Students attend annual KSUA English Festival

Star Beacon

ASHTABULA — Isabella Rossi leaned forward and listened hard — this was information she needed to know.

Rossi, 14, is a Geneva Middle School student with her eye on journalism as a career and an interest in local current events.

“I am going to write a news story someday,” she said.

Students from Lakeside Junior High School and Geneva Middle School braved the snowy Friday morning to attend Kent State-Ashtabula’s English Festival. The event, held at the university campus, is for seventh- and eighth-grade students who read a book list of six novels, KSUA English Festival coordinator and Kent English teacher Beth Devore said.

This year 185 students registered for the day of literary discussion, but Pymatuning Valley middle schoolers couldn’t come because school was canceled for snow on Friday.

“It has been difficult,” Devore said, “because of budget issues, a lot of districts don’t provide transportation for the students, so they have to find a ride.

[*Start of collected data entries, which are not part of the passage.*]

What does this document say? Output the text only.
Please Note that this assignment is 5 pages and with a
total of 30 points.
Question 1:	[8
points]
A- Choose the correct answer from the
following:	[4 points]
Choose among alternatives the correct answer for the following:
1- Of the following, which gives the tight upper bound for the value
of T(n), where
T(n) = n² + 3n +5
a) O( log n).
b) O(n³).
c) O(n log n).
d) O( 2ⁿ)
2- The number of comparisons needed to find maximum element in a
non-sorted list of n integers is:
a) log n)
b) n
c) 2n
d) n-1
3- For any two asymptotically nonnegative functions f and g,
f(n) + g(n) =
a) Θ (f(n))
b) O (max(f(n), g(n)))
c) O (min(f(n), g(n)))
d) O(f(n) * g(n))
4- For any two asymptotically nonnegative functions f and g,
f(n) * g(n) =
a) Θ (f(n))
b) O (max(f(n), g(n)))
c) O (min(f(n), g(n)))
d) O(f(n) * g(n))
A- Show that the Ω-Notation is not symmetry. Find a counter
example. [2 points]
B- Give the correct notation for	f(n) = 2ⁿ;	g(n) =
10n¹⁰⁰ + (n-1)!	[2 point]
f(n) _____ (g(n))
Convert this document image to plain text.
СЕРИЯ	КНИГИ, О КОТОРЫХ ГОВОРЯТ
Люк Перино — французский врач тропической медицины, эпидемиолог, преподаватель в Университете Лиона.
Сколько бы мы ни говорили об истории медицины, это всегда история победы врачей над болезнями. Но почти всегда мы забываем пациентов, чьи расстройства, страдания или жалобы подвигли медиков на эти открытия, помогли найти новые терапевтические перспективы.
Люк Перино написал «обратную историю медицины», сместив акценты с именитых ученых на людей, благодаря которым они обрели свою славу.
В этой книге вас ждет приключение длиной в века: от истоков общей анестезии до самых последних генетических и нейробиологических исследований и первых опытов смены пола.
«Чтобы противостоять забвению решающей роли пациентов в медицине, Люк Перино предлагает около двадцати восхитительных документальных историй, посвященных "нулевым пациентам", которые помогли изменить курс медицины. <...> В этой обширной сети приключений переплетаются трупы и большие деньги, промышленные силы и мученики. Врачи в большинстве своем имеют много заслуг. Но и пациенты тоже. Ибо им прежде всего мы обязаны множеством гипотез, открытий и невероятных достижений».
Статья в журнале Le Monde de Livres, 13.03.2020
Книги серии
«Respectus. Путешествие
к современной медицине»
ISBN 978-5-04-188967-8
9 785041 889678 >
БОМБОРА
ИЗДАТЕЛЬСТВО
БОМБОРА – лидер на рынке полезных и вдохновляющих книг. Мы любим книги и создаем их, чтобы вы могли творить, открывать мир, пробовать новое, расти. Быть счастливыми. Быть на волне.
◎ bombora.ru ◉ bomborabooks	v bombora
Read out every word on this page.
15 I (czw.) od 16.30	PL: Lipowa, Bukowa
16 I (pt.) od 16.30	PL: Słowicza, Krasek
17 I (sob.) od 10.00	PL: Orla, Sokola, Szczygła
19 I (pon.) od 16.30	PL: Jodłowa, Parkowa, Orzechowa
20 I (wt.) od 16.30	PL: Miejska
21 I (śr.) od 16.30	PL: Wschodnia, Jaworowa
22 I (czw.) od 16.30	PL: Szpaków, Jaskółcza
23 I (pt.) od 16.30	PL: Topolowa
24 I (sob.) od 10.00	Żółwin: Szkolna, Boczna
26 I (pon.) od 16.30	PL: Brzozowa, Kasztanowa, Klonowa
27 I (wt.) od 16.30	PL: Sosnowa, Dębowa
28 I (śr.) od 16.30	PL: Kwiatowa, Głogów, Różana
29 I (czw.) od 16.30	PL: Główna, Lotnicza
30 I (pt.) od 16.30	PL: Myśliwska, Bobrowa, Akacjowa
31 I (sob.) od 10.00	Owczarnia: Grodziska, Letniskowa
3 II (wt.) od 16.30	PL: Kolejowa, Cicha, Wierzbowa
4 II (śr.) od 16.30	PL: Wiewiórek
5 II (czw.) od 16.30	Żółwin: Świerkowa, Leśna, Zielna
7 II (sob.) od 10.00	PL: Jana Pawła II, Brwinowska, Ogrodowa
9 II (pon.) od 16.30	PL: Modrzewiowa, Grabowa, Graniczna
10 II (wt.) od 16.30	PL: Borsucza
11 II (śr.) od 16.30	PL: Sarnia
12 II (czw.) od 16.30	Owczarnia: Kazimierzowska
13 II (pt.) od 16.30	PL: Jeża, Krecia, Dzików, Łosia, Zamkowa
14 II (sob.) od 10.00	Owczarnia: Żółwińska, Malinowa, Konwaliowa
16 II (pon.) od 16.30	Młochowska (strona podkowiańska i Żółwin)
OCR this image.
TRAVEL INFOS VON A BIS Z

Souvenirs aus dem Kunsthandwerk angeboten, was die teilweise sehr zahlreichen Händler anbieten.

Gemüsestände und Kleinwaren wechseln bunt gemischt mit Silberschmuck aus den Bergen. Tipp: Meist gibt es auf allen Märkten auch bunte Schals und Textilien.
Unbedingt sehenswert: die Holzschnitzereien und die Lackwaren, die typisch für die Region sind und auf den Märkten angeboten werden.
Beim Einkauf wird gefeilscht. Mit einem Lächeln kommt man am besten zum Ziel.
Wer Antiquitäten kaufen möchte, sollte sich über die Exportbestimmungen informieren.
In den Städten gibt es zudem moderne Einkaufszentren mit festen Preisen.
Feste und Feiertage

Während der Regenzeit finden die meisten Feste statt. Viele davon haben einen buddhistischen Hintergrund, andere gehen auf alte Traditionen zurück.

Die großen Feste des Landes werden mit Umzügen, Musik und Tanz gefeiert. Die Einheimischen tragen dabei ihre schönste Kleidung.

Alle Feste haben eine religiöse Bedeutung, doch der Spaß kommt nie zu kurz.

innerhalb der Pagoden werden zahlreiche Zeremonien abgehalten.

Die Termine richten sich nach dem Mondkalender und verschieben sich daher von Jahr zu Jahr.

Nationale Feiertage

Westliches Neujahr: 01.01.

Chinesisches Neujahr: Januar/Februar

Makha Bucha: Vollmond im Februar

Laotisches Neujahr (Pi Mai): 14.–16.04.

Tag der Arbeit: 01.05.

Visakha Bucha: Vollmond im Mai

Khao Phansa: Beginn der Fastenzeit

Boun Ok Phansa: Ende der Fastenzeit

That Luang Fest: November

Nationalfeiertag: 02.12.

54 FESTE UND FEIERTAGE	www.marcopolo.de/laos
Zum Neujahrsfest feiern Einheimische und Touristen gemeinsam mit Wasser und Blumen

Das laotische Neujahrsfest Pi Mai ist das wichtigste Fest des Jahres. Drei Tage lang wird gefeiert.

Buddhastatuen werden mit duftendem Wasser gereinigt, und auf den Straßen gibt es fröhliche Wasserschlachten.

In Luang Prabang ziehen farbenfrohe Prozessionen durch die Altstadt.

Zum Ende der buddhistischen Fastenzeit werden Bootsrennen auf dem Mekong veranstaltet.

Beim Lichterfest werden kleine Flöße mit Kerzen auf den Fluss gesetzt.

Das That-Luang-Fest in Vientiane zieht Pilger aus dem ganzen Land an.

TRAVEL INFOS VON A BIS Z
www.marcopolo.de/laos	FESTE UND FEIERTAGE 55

Fewer kids are able to come to the festival because of that.”

Geneva students, who were bused to the event, came out in force, while only a handful of Lakeside students were able to attend.

The students read six books in the English Festival arsenal, but the day wasn’t just for bookworms, Devore said.

The students also took classes in drama, journalism, illustration, music, language arts, poetry and storytelling.

“We try to keep the class list and the book list diverse, so there is something to interest everyone,” she said.

Devore said she is already planning for next year’s festival.

“I am really hoping to include more schools next year,” she said.

Gabbi Kirk, 13, of Geneva, said her favorite book of the day was the science fiction fantasy “Maximum Ride” by James Patterson.

“You can relate to it, but you know the story isn’t real at the same time,” she said.

Isabell Quinata, 13, also from Geneva, said she likes fiction, but enjoyed the journalism class the most.

“I learned that a dateline has nothing to do with the date,” she said. “It’s about the place where the story happened.”

Jessica Harrison, 13, said she enjoyed Carl Deuker’s novel “Gym Candy.”

“It was interesting because it dealt with a real situation, a real situation that would happen to teens,” she said.

Brock Reese, 12, of Geneva Middle School, said he enjoyed “Hoot” by Carl Hiaasen and hopes to write his own book someday.

Patrick Howard, 12, of Geneva Middle School, said he likes to take the day off from school to focus on one subject in a lot of different ways.

“It’s a lot of fun to skip school for a day and come here to discuss these books,” he said. “I just wish other schools would participate more, because it would be great to get other points of view on the books.”

Yakira Santana, 12, participated in the journalism class, the writing exercise and a book discussion.

“I like being able to go from one interesting class to another interesting class,” she said. “I got to choose which classes I wanted to take, so everything was interesting to me.”

Alyssa Murphy, 13, said her sister’s college class in journalism got her interested in reporting the news.

“I think it’s really cool to write the facts into a story,” she said. “It’s a neat perspective and you have a built-in audience of people for your stories.”